Art Jakarta 2019 datang dengan wajah baru, hal ini ditandai dengan hadirnya sosok Tom Tandio sebagai Fair Director Art Jakarta 2019. Sebagai kolektor seni rupa papan atas, Tom Tandio telah banyak berkecimpung dalam kegiatan seni rupa internasional maupun lokal. Untuk menyukseskan Art Jakarta tahun ini, Tom Tandio dibantu oleh sebuah tim yang berisi individu-individu dengan latar belakang seni rupa dan juga banyak berkolaborasi dengan para profesional industri kreatif.
Yang berbeda dari Art Jakarta tahun ini adalah banyaknya kolaborasi yang terjadi di luar Art Jakarta sendiri. “Efek domino yang tercipta sungguh luar biasa, terbukti dari pemerintah provinsi DKI Jakarta yang mendeklarasikan Jakarta Art Week sebagai respon untuk ikut meramaikan` Art Jakarta tahun ini.” ujar Aviandani Lestari, Media Relations Manager Art Jakarta 2019.
“Menyambut Art Jakarta, galeri-galeri yang memang based di Jakarta, juga mengadakan pameran-pameran sendiri di galeri-galeri mereka, selain itu mall-mall seperti Senayan City, FX Sudirman dan Gandaria City juga memajangkan instalasi dan karya seni untuk turut ambil bagian meramaikan Art Jakarta, jadi Art Jakarta tahun ini terasa lebih semarak karena banyaknya pihak yang ikut berkolaborasi.” tambah Aviandani.
Indonesia sendiri tengah optimis menghadapi masa depan seni rupa yang terbilang cerah, terlebih lagi dengan posisi strategis Indonesia di Asia Tenggara. Berdasarkan data yang dipaparkan Avia, sebesar 40 persen market share pasar seni rupa di Asia Tenggara dikontrol oleh pasar di Indonesia, ini merupakan indikator yang positif untuk perkembangan seni rupa di Indonesia. Terlebih lagi Indonesia memiliki ribuan seniman dengan latar belakang dan karakter yang beragam. Jika satu dasawarsa lalu Indonesia masih mengandalkan sumber daya alam sebagai komoditas perdagangan, bukan tidak mungkin jika satu dasawarsa ke depan, SDM Indonesia justru yang akan menjadi primadonanya.

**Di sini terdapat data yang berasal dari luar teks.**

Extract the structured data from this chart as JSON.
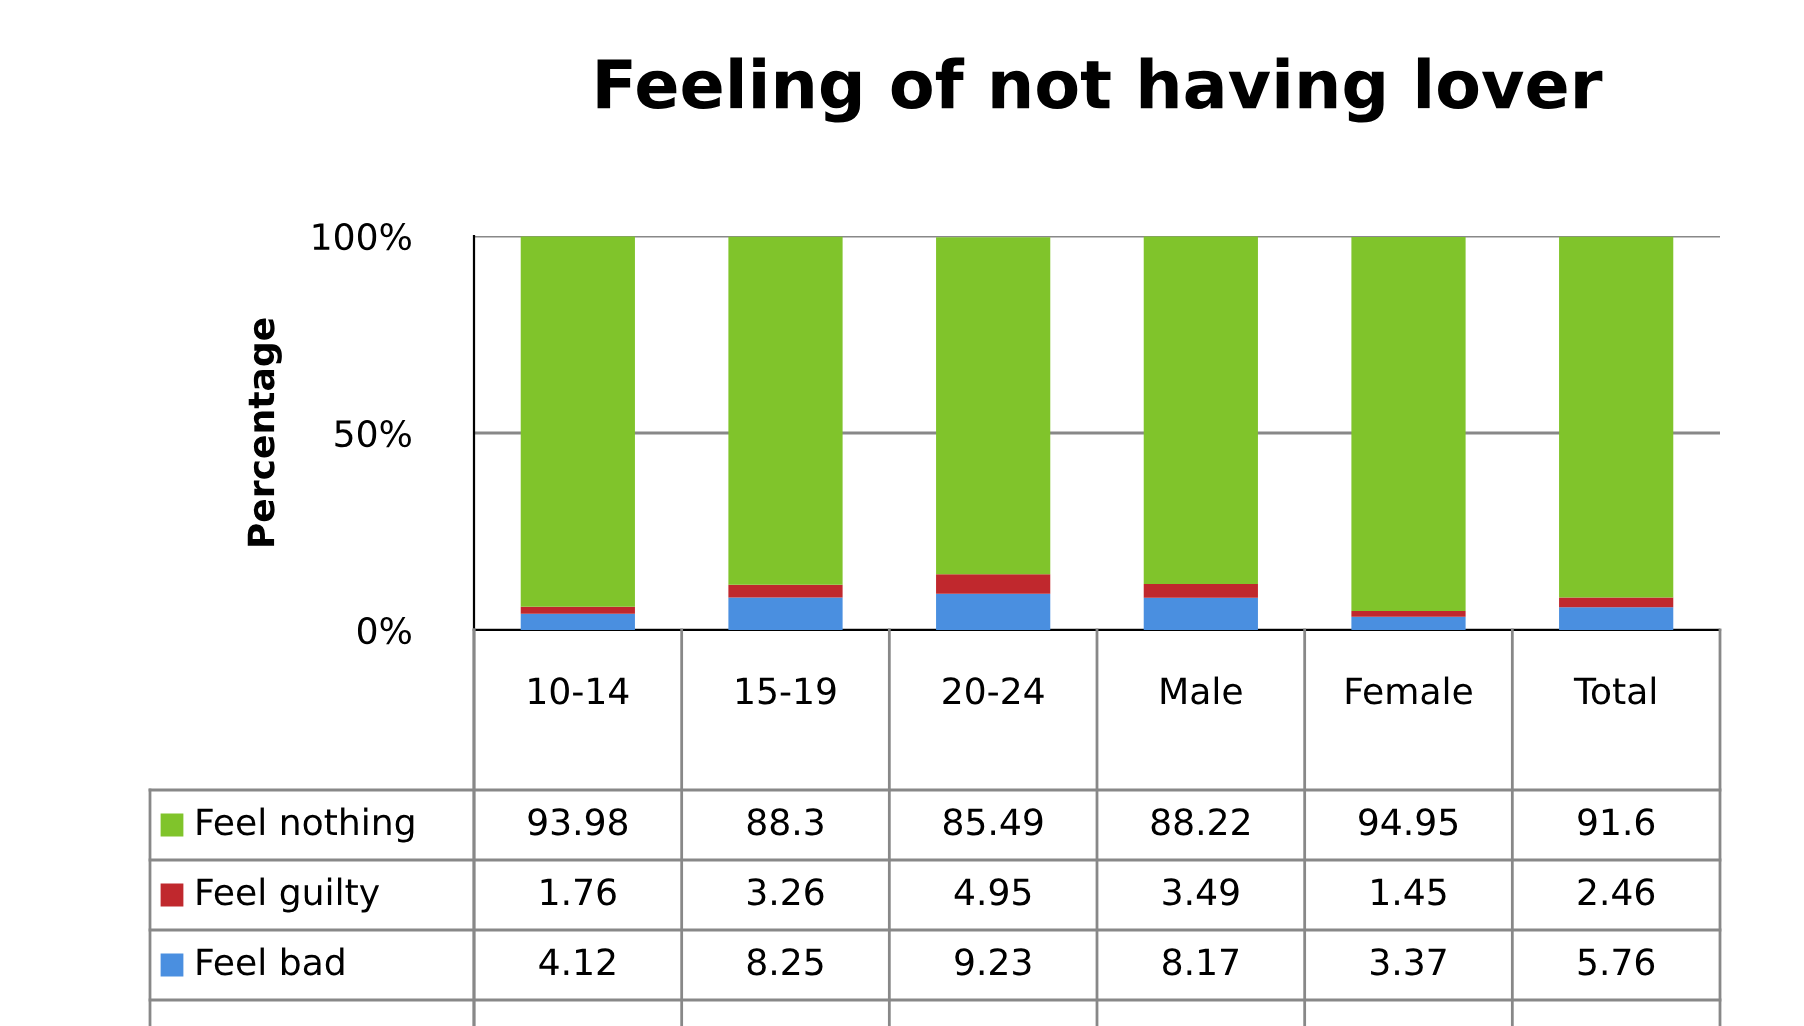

Terlebih lagi, untuk edisi Documenta — pameran seni terbesar dan bergengsi level dunia yang digelar 5 tahun sekali di Kassel, Jerman — berikutnya, penyelenggara memilih kelompok kolektif Ruangrupa dari Indonesia untuk menjadi kurator pameran tersebut. Ini merupakan pencapaian yang luar biasa, karena sebelumnya Documenta tidak pernah memilih kelompok kolektif untuk menjadi kurator, dan untuk pertama kalinya Ruangrupa terpilih sebagai creative community yang pertama yang mengkuratori documenta. Sebuah pencapaian baru bagi scene seni rupa Indonesia.